My first immediate disappointment was Richard Gere. While I don’t recall ever watching a film with Richard Gere in it, I was hoping for a lesser-known human cast – though I can’t deduct points for Gere’s presence as he was, at least, in no way annoying. And the puppy was very cute indeed – which means a lot coming from me.

My main problem with ‘Hachi’ is… the climax of the movie is found right smack in the middle of it, and it’s also lacking in plot substance. ‘Hachi’ is about a man who gets overly attached to a puppy he finds abandoned at a train station, eventually convincing his wife to let him keep it despite their ‘no pets’ policy. See? That statement alone covers approximately 33% of the movie already. I contemplated attaching the trailer to this review but ultimately decided against it because it pretty much gives away the entire plot.

So what does the movie do right? The acting is top-notch and fully believable.

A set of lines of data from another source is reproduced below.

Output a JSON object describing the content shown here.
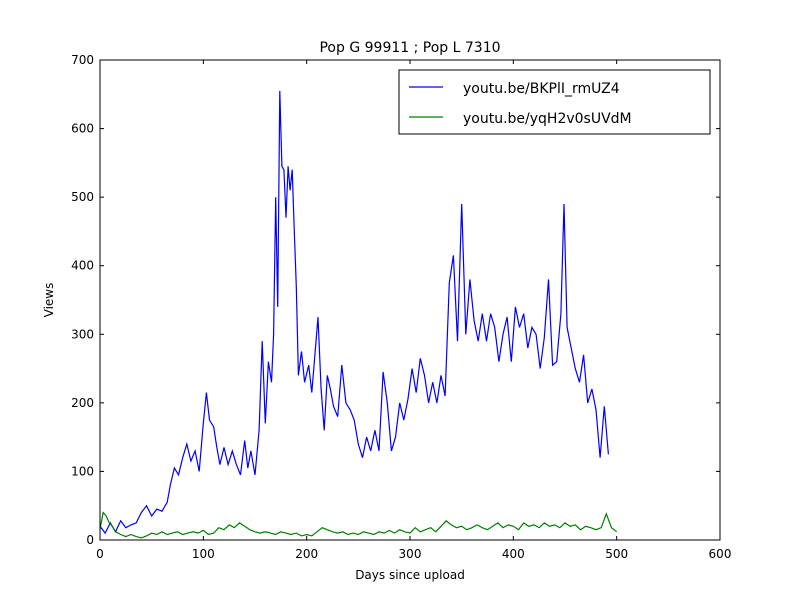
{
  "chart_data": {
    "type": "line",
    "title": "Pop G 99911 ; Pop L 7310",
    "xlabel": "Days since upload",
    "ylabel": "Views",
    "xlim": [
      0,
      600
    ],
    "ylim": [
      0,
      700
    ],
    "xticks": [
      0,
      100,
      200,
      300,
      400,
      500,
      600
    ],
    "yticks": [
      0,
      100,
      200,
      300,
      400,
      500,
      600,
      700
    ],
    "grid": false,
    "legend_position": "top-right",
    "series": [
      {
        "name": "youtu.be/BKPlI_rmUZ4",
        "color": "#0000ff",
        "points": [
          [
            0,
            20
          ],
          [
            5,
            10
          ],
          [
            10,
            25
          ],
          [
            15,
            12
          ],
          [
            20,
            28
          ],
          [
            25,
            18
          ],
          [
            30,
            22
          ],
          [
            35,
            25
          ],
          [
            40,
            40
          ],
          [
            45,
            50
          ],
          [
            50,
            35
          ],
          [
            55,
            45
          ],
          [
            60,
            42
          ],
          [
            65,
            55
          ],
          [
            68,
            80
          ],
          [
            72,
            105
          ],
          [
            76,
            95
          ],
          [
            80,
            120
          ],
          [
            84,
            140
          ],
          [
            88,
            115
          ],
          [
            92,
            130
          ],
          [
            96,
            100
          ],
          [
            100,
            170
          ],
          [
            103,
            215
          ],
          [
            106,
            175
          ],
          [
            110,
            165
          ],
          [
            113,
            135
          ],
          [
            116,
            110
          ],
          [
            120,
            135
          ],
          [
            124,
            110
          ],
          [
            128,
            130
          ],
          [
            132,
            110
          ],
          [
            136,
            95
          ],
          [
            140,
            145
          ],
          [
            143,
            105
          ],
          [
            146,
            130
          ],
          [
            150,
            95
          ],
          [
            154,
            160
          ],
          [
            157,
            290
          ],
          [
            160,
            170
          ],
          [
            163,
            260
          ],
          [
            166,
            230
          ],
          [
            168,
            300
          ],
          [
            170,
            500
          ],
          [
            172,
            340
          ],
          [
            174,
            655
          ],
          [
            176,
            545
          ],
          [
            178,
            540
          ],
          [
            180,
            470
          ],
          [
            182,
            545
          ],
          [
            184,
            510
          ],
          [
            186,
            540
          ],
          [
            188,
            450
          ],
          [
            190,
            370
          ],
          [
            192,
            240
          ],
          [
            195,
            275
          ],
          [
            198,
            230
          ],
          [
            202,
            255
          ],
          [
            205,
            215
          ],
          [
            208,
            270
          ],
          [
            211,
            325
          ],
          [
            214,
            220
          ],
          [
            217,
            160
          ],
          [
            220,
            240
          ],
          [
            223,
            220
          ],
          [
            226,
            195
          ],
          [
            230,
            180
          ],
          [
            234,
            255
          ],
          [
            238,
            200
          ],
          [
            242,
            190
          ],
          [
            246,
            175
          ],
          [
            250,
            140
          ],
          [
            254,
            120
          ],
          [
            258,
            150
          ],
          [
            262,
            130
          ],
          [
            266,
            160
          ],
          [
            270,
            130
          ],
          [
            274,
            245
          ],
          [
            278,
            200
          ],
          [
            282,
            130
          ],
          [
            286,
            150
          ],
          [
            290,
            200
          ],
          [
            294,
            175
          ],
          [
            298,
            205
          ],
          [
            302,
            250
          ],
          [
            306,
            215
          ],
          [
            310,
            265
          ],
          [
            314,
            240
          ],
          [
            318,
            200
          ],
          [
            322,
            230
          ],
          [
            326,
            200
          ],
          [
            330,
            240
          ],
          [
            334,
            210
          ],
          [
            338,
            375
          ],
          [
            342,
            415
          ],
          [
            346,
            290
          ],
          [
            350,
            490
          ],
          [
            354,
            300
          ],
          [
            358,
            380
          ],
          [
            362,
            320
          ],
          [
            366,
            290
          ],
          [
            370,
            330
          ],
          [
            374,
            290
          ],
          [
            378,
            330
          ],
          [
            382,
            310
          ],
          [
            386,
            260
          ],
          [
            390,
            300
          ],
          [
            394,
            325
          ],
          [
            398,
            260
          ],
          [
            402,
            340
          ],
          [
            406,
            310
          ],
          [
            410,
            330
          ],
          [
            414,
            280
          ],
          [
            418,
            310
          ],
          [
            422,
            300
          ],
          [
            426,
            250
          ],
          [
            430,
            295
          ],
          [
            434,
            380
          ],
          [
            438,
            255
          ],
          [
            442,
            260
          ],
          [
            446,
            330
          ],
          [
            449,
            490
          ],
          [
            452,
            310
          ],
          [
            456,
            280
          ],
          [
            460,
            250
          ],
          [
            464,
            230
          ],
          [
            468,
            270
          ],
          [
            472,
            200
          ],
          [
            476,
            220
          ],
          [
            480,
            190
          ],
          [
            484,
            120
          ],
          [
            488,
            195
          ],
          [
            492,
            125
          ]
        ]
      },
      {
        "name": "youtu.be/yqH2v0sUVdM",
        "color": "#008000",
        "points": [
          [
            0,
            15
          ],
          [
            3,
            40
          ],
          [
            6,
            35
          ],
          [
            9,
            25
          ],
          [
            12,
            20
          ],
          [
            15,
            12
          ],
          [
            20,
            8
          ],
          [
            25,
            5
          ],
          [
            30,
            8
          ],
          [
            35,
            5
          ],
          [
            40,
            3
          ],
          [
            45,
            6
          ],
          [
            50,
            10
          ],
          [
            55,
            8
          ],
          [
            60,
            12
          ],
          [
            65,
            8
          ],
          [
            70,
            10
          ],
          [
            75,
            12
          ],
          [
            80,
            8
          ],
          [
            85,
            10
          ],
          [
            90,
            12
          ],
          [
            95,
            10
          ],
          [
            100,
            14
          ],
          [
            105,
            8
          ],
          [
            110,
            10
          ],
          [
            115,
            18
          ],
          [
            120,
            15
          ],
          [
            125,
            22
          ],
          [
            130,
            18
          ],
          [
            135,
            25
          ],
          [
            140,
            20
          ],
          [
            145,
            15
          ],
          [
            150,
            12
          ],
          [
            155,
            10
          ],
          [
            160,
            12
          ],
          [
            165,
            10
          ],
          [
            170,
            8
          ],
          [
            175,
            12
          ],
          [
            180,
            10
          ],
          [
            185,
            8
          ],
          [
            190,
            10
          ],
          [
            195,
            6
          ],
          [
            200,
            8
          ],
          [
            205,
            6
          ],
          [
            210,
            12
          ],
          [
            215,
            18
          ],
          [
            220,
            15
          ],
          [
            225,
            12
          ],
          [
            230,
            10
          ],
          [
            235,
            12
          ],
          [
            240,
            8
          ],
          [
            245,
            10
          ],
          [
            250,
            8
          ],
          [
            255,
            12
          ],
          [
            260,
            10
          ],
          [
            265,
            8
          ],
          [
            270,
            12
          ],
          [
            275,
            10
          ],
          [
            280,
            14
          ],
          [
            285,
            10
          ],
          [
            290,
            15
          ],
          [
            295,
            12
          ],
          [
            300,
            10
          ],
          [
            305,
            18
          ],
          [
            310,
            12
          ],
          [
            315,
            15
          ],
          [
            320,
            18
          ],
          [
            325,
            12
          ],
          [
            330,
            20
          ],
          [
            335,
            28
          ],
          [
            340,
            22
          ],
          [
            345,
            18
          ],
          [
            350,
            20
          ],
          [
            355,
            15
          ],
          [
            360,
            18
          ],
          [
            365,
            22
          ],
          [
            370,
            18
          ],
          [
            375,
            15
          ],
          [
            380,
            20
          ],
          [
            385,
            25
          ],
          [
            390,
            18
          ],
          [
            395,
            22
          ],
          [
            400,
            20
          ],
          [
            405,
            15
          ],
          [
            410,
            25
          ],
          [
            415,
            20
          ],
          [
            420,
            22
          ],
          [
            425,
            18
          ],
          [
            430,
            25
          ],
          [
            435,
            20
          ],
          [
            440,
            22
          ],
          [
            445,
            18
          ],
          [
            450,
            25
          ],
          [
            455,
            20
          ],
          [
            460,
            22
          ],
          [
            465,
            15
          ],
          [
            470,
            20
          ],
          [
            475,
            18
          ],
          [
            480,
            15
          ],
          [
            485,
            18
          ],
          [
            490,
            38
          ],
          [
            495,
            18
          ],
          [
            500,
            12
          ]
        ]
      }
    ]
  }
}
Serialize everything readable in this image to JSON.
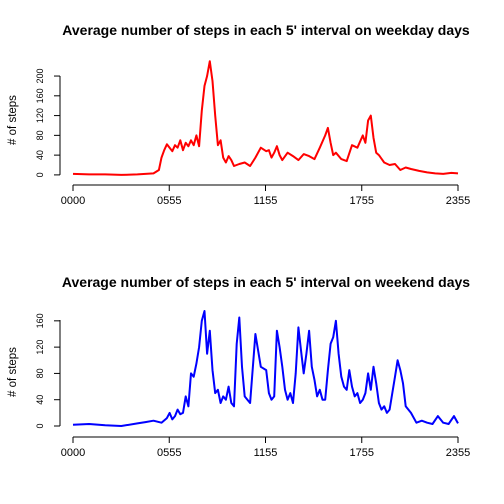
{
  "chart_data": [
    {
      "type": "line",
      "title": "Average number of steps in each 5' interval on weekday days",
      "ylabel": "# of steps",
      "xlabel": "",
      "color": "#ff0000",
      "x_ticks": [
        "0000",
        "0555",
        "1155",
        "1755",
        "2355"
      ],
      "y_ticks": [
        0,
        40,
        80,
        120,
        160,
        200
      ],
      "ylim": [
        0,
        230
      ],
      "grid": false,
      "x": [
        "0:00",
        "1:00",
        "2:00",
        "3:00",
        "4:00",
        "5:00",
        "5:20",
        "5:30",
        "5:40",
        "5:50",
        "6:00",
        "6:10",
        "6:20",
        "6:30",
        "6:40",
        "6:50",
        "7:00",
        "7:10",
        "7:20",
        "7:30",
        "7:40",
        "7:50",
        "8:00",
        "8:10",
        "8:20",
        "8:30",
        "8:40",
        "8:50",
        "9:00",
        "9:10",
        "9:20",
        "9:30",
        "9:40",
        "9:50",
        "10:00",
        "10:20",
        "10:40",
        "11:00",
        "11:20",
        "11:40",
        "12:00",
        "12:10",
        "12:20",
        "12:30",
        "12:40",
        "12:50",
        "13:00",
        "13:20",
        "13:40",
        "14:00",
        "14:20",
        "14:40",
        "15:00",
        "15:20",
        "15:40",
        "15:50",
        "16:00",
        "16:10",
        "16:20",
        "16:40",
        "17:00",
        "17:20",
        "17:40",
        "18:00",
        "18:10",
        "18:20",
        "18:30",
        "18:40",
        "18:50",
        "19:00",
        "19:20",
        "19:40",
        "20:00",
        "20:20",
        "20:40",
        "21:00",
        "21:30",
        "22:00",
        "22:30",
        "23:00",
        "23:30",
        "23:55"
      ],
      "values": [
        2,
        1,
        1,
        0,
        1,
        3,
        10,
        35,
        50,
        62,
        55,
        48,
        60,
        55,
        70,
        50,
        65,
        58,
        70,
        60,
        80,
        58,
        130,
        180,
        200,
        230,
        190,
        120,
        60,
        70,
        35,
        25,
        38,
        30,
        18,
        22,
        25,
        18,
        35,
        55,
        48,
        50,
        35,
        45,
        58,
        40,
        30,
        45,
        38,
        30,
        42,
        38,
        32,
        55,
        80,
        95,
        65,
        40,
        45,
        32,
        28,
        60,
        55,
        80,
        65,
        110,
        120,
        75,
        45,
        40,
        25,
        20,
        22,
        10,
        15,
        12,
        8,
        5,
        3,
        2,
        4,
        3
      ]
    },
    {
      "type": "line",
      "title": "Average number of steps in each 5' interval on weekend days",
      "ylabel": "# of steps",
      "xlabel": "",
      "color": "#0000ff",
      "x_ticks": [
        "0000",
        "0555",
        "1155",
        "1755",
        "2355"
      ],
      "y_ticks": [
        0,
        40,
        80,
        120,
        160
      ],
      "ylim": [
        0,
        180
      ],
      "grid": false,
      "x": [
        "0:00",
        "1:00",
        "2:00",
        "3:00",
        "4:00",
        "4:30",
        "5:00",
        "5:30",
        "5:50",
        "6:00",
        "6:10",
        "6:20",
        "6:30",
        "6:40",
        "6:50",
        "7:00",
        "7:10",
        "7:20",
        "7:30",
        "7:40",
        "7:50",
        "8:00",
        "8:10",
        "8:20",
        "8:30",
        "8:40",
        "8:50",
        "9:00",
        "9:10",
        "9:20",
        "9:30",
        "9:40",
        "9:50",
        "10:00",
        "10:10",
        "10:20",
        "10:30",
        "10:40",
        "10:50",
        "11:00",
        "11:20",
        "11:40",
        "12:00",
        "12:10",
        "12:20",
        "12:30",
        "12:40",
        "12:50",
        "13:00",
        "13:10",
        "13:20",
        "13:30",
        "13:40",
        "13:50",
        "14:00",
        "14:10",
        "14:20",
        "14:30",
        "14:40",
        "14:50",
        "15:00",
        "15:10",
        "15:20",
        "15:30",
        "15:40",
        "15:50",
        "16:00",
        "16:10",
        "16:20",
        "16:30",
        "16:40",
        "16:50",
        "17:00",
        "17:10",
        "17:20",
        "17:30",
        "17:40",
        "17:50",
        "18:00",
        "18:10",
        "18:20",
        "18:30",
        "18:40",
        "18:50",
        "19:00",
        "19:10",
        "19:20",
        "19:30",
        "19:40",
        "19:50",
        "20:00",
        "20:10",
        "20:20",
        "20:30",
        "20:40",
        "21:00",
        "21:20",
        "21:40",
        "22:00",
        "22:20",
        "22:40",
        "23:00",
        "23:20",
        "23:40",
        "23:55"
      ],
      "values": [
        2,
        3,
        1,
        0,
        4,
        6,
        8,
        5,
        12,
        20,
        10,
        15,
        25,
        18,
        20,
        45,
        30,
        80,
        75,
        95,
        120,
        160,
        175,
        110,
        145,
        85,
        50,
        55,
        35,
        45,
        40,
        60,
        35,
        30,
        125,
        165,
        90,
        45,
        40,
        35,
        140,
        90,
        85,
        50,
        40,
        45,
        145,
        120,
        90,
        55,
        40,
        50,
        35,
        80,
        150,
        115,
        80,
        110,
        145,
        90,
        70,
        45,
        55,
        40,
        40,
        85,
        125,
        135,
        160,
        110,
        75,
        60,
        55,
        85,
        60,
        45,
        50,
        35,
        40,
        50,
        80,
        55,
        90,
        65,
        35,
        25,
        30,
        20,
        25,
        50,
        75,
        100,
        85,
        65,
        30,
        20,
        5,
        8,
        5,
        3,
        15,
        5,
        3,
        15,
        4
      ]
    }
  ]
}
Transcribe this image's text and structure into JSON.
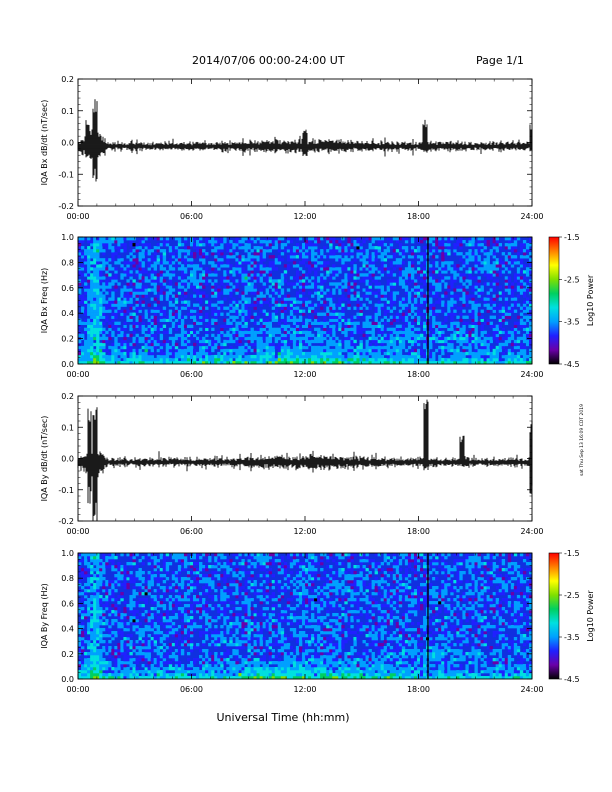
{
  "header": {
    "title": "2014/07/06  00:00-24:00 UT",
    "page_label": "Page 1/1"
  },
  "footer": {
    "xlabel": "Universal Time (hh:mm)",
    "side_stamp": "sat Thu Sep 13 16:09 CDT 2019"
  },
  "colors": {
    "trace": "#000000",
    "spectrogram_background": "#1030e0",
    "colormap": [
      "#000000",
      "#6a00a8",
      "#2020ff",
      "#00a0ff",
      "#00e0e0",
      "#00d060",
      "#80e000",
      "#ffff00",
      "#ff8000",
      "#ff0000"
    ]
  },
  "chart_data": [
    {
      "type": "line",
      "ylabel": "IQA Bx dB/dt (nT/sec)",
      "x_ticks": [
        "00:00",
        "06:00",
        "12:00",
        "18:00",
        "24:00"
      ],
      "xlim_hours": [
        0,
        24
      ],
      "ylim": [
        -0.2,
        0.2
      ],
      "y_ticks": [
        "0.2",
        "0.1",
        "0.0",
        "-0.1",
        "-0.2"
      ],
      "features": [
        {
          "hour": 0.5,
          "min": -0.05,
          "max": 0.08
        },
        {
          "hour": 0.9,
          "min": -0.13,
          "max": 0.14
        },
        {
          "hour": 12.0,
          "min": -0.05,
          "max": 0.05
        },
        {
          "hour": 18.35,
          "min": -0.03,
          "max": 0.08
        },
        {
          "hour": 24.0,
          "min": -0.04,
          "max": 0.06
        }
      ]
    },
    {
      "type": "heatmap",
      "ylabel": "IQA Bx Freq (Hz)",
      "x_ticks": [
        "00:00",
        "06:00",
        "12:00",
        "18:00",
        "24:00"
      ],
      "xlim_hours": [
        0,
        24
      ],
      "ylim": [
        0,
        1.0
      ],
      "y_ticks": [
        "1.0",
        "0.8",
        "0.6",
        "0.4",
        "0.2",
        "0.0"
      ],
      "colorbar": {
        "label": "Log10 Power",
        "ticks": [
          "-1.5",
          "-2.5",
          "-3.5",
          "-4.5"
        ],
        "range": [
          -4.5,
          -1.5
        ]
      },
      "features": [
        {
          "hour": 0.9,
          "note": "broadband burst"
        },
        {
          "hour": 18.5,
          "note": "vertical line"
        }
      ]
    },
    {
      "type": "line",
      "ylabel": "IQA By dB/dt (nT/sec)",
      "x_ticks": [
        "00:00",
        "06:00",
        "12:00",
        "18:00",
        "24:00"
      ],
      "xlim_hours": [
        0,
        24
      ],
      "ylim": [
        -0.2,
        0.2
      ],
      "y_ticks": [
        "0.2",
        "0.1",
        "0.0",
        "-0.1",
        "-0.2"
      ],
      "features": [
        {
          "hour": 0.6,
          "min": -0.15,
          "max": 0.17
        },
        {
          "hour": 0.9,
          "min": -0.2,
          "max": 0.19
        },
        {
          "hour": 18.4,
          "min": -0.04,
          "max": 0.2
        },
        {
          "hour": 20.3,
          "min": -0.03,
          "max": 0.08
        },
        {
          "hour": 24.0,
          "min": -0.13,
          "max": 0.14
        }
      ]
    },
    {
      "type": "heatmap",
      "ylabel": "IQA By Freq (Hz)",
      "x_ticks": [
        "00:00",
        "06:00",
        "12:00",
        "18:00",
        "24:00"
      ],
      "xlim_hours": [
        0,
        24
      ],
      "ylim": [
        0,
        1.0
      ],
      "y_ticks": [
        "1.0",
        "0.8",
        "0.6",
        "0.4",
        "0.2",
        "0.0"
      ],
      "colorbar": {
        "label": "Log10 Power",
        "ticks": [
          "-1.5",
          "-2.5",
          "-3.5",
          "-4.5"
        ],
        "range": [
          -4.5,
          -1.5
        ]
      },
      "features": [
        {
          "hour": 0.9,
          "note": "broadband burst"
        },
        {
          "hour": 18.5,
          "note": "vertical line"
        }
      ]
    }
  ]
}
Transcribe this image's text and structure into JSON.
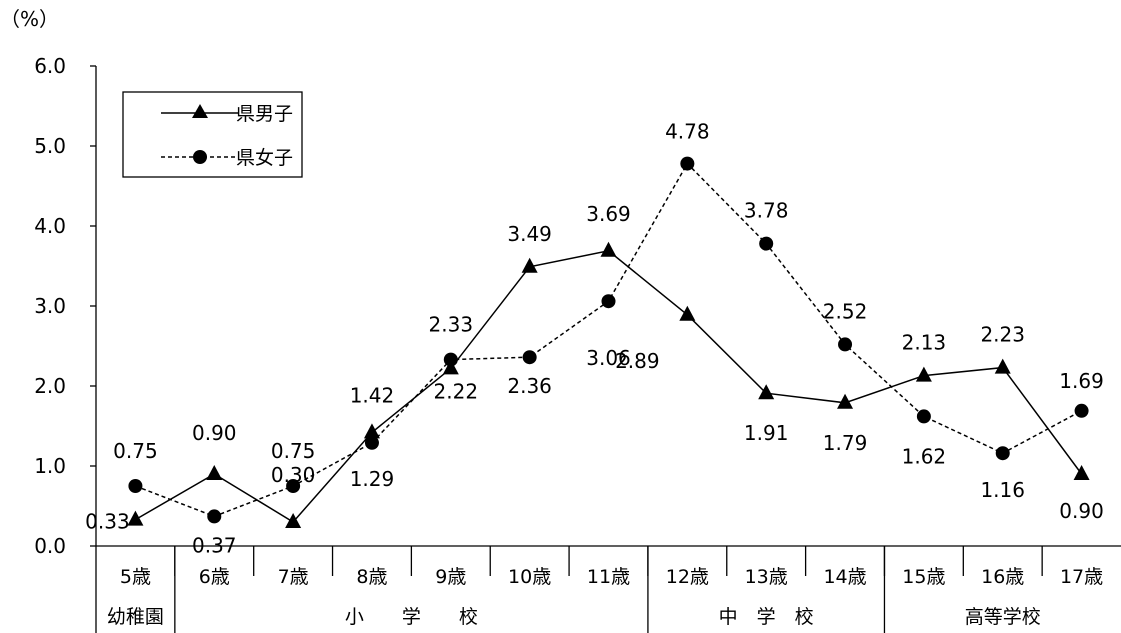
{
  "chart_data": {
    "type": "line",
    "unit_label": "（%）",
    "ylim": [
      0,
      6
    ],
    "yticks": [
      "0.0",
      "1.0",
      "2.0",
      "3.0",
      "4.0",
      "5.0",
      "6.0"
    ],
    "categories": [
      "5歳",
      "6歳",
      "7歳",
      "8歳",
      "9歳",
      "10歳",
      "11歳",
      "12歳",
      "13歳",
      "14歳",
      "15歳",
      "16歳",
      "17歳"
    ],
    "groups": [
      {
        "label": "幼稚園",
        "from": 0,
        "to": 0
      },
      {
        "label": "小　　学　　校",
        "from": 1,
        "to": 6
      },
      {
        "label": "中　学　校",
        "from": 7,
        "to": 9
      },
      {
        "label": "高等学校",
        "from": 10,
        "to": 12
      }
    ],
    "series": [
      {
        "name": "県男子",
        "marker": "triangle",
        "line": "solid",
        "values": [
          0.33,
          0.9,
          0.3,
          1.42,
          2.22,
          3.49,
          3.69,
          2.89,
          1.91,
          1.79,
          2.13,
          2.23,
          0.9
        ],
        "labels": [
          "0.33",
          "0.90",
          "0.30",
          "1.42",
          "2.22",
          "3.49",
          "3.69",
          "2.89",
          "1.91",
          "1.79",
          "2.13",
          "2.23",
          "0.90"
        ]
      },
      {
        "name": "県女子",
        "marker": "circle",
        "line": "dashed",
        "values": [
          0.75,
          0.37,
          0.75,
          1.29,
          2.33,
          2.36,
          3.06,
          4.78,
          3.78,
          2.52,
          1.62,
          1.16,
          1.69
        ],
        "labels": [
          "0.75",
          "0.37",
          "0.75",
          "1.29",
          "2.33",
          "2.36",
          "3.06",
          "4.78",
          "3.78",
          "2.52",
          "1.62",
          "1.16",
          "1.69"
        ]
      }
    ],
    "legend": "top-left",
    "grid": false
  }
}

The emotion in the eyes of the dog actors is particularly remarkable, while the interaction between Richard Gere’s character, Parker, and Hachi is both amusing and charming. The video quality is pretty with soft ambient lighting and tones. Hachi’s not a bad movie but it got repetitive and could easily have been edited down to an hour-long feature – and the main piano theme is jarring once you’ve heard it for the nth time.

In conclusion, I liked it, yes, but I was having trouble keeping my eyes open by the very end. The only thing that really woke me up was the sound of hearing one of my little sisters sobbing, which was unusual because I’ve never seen her cry during a movie; she generally dislikes sitting down to watch films to begin with.

I would have also preferred it if the setting had taken place in its country of origin, Japan, with Japanese actors to add some verity to the story… the dog was called Hachi, after all.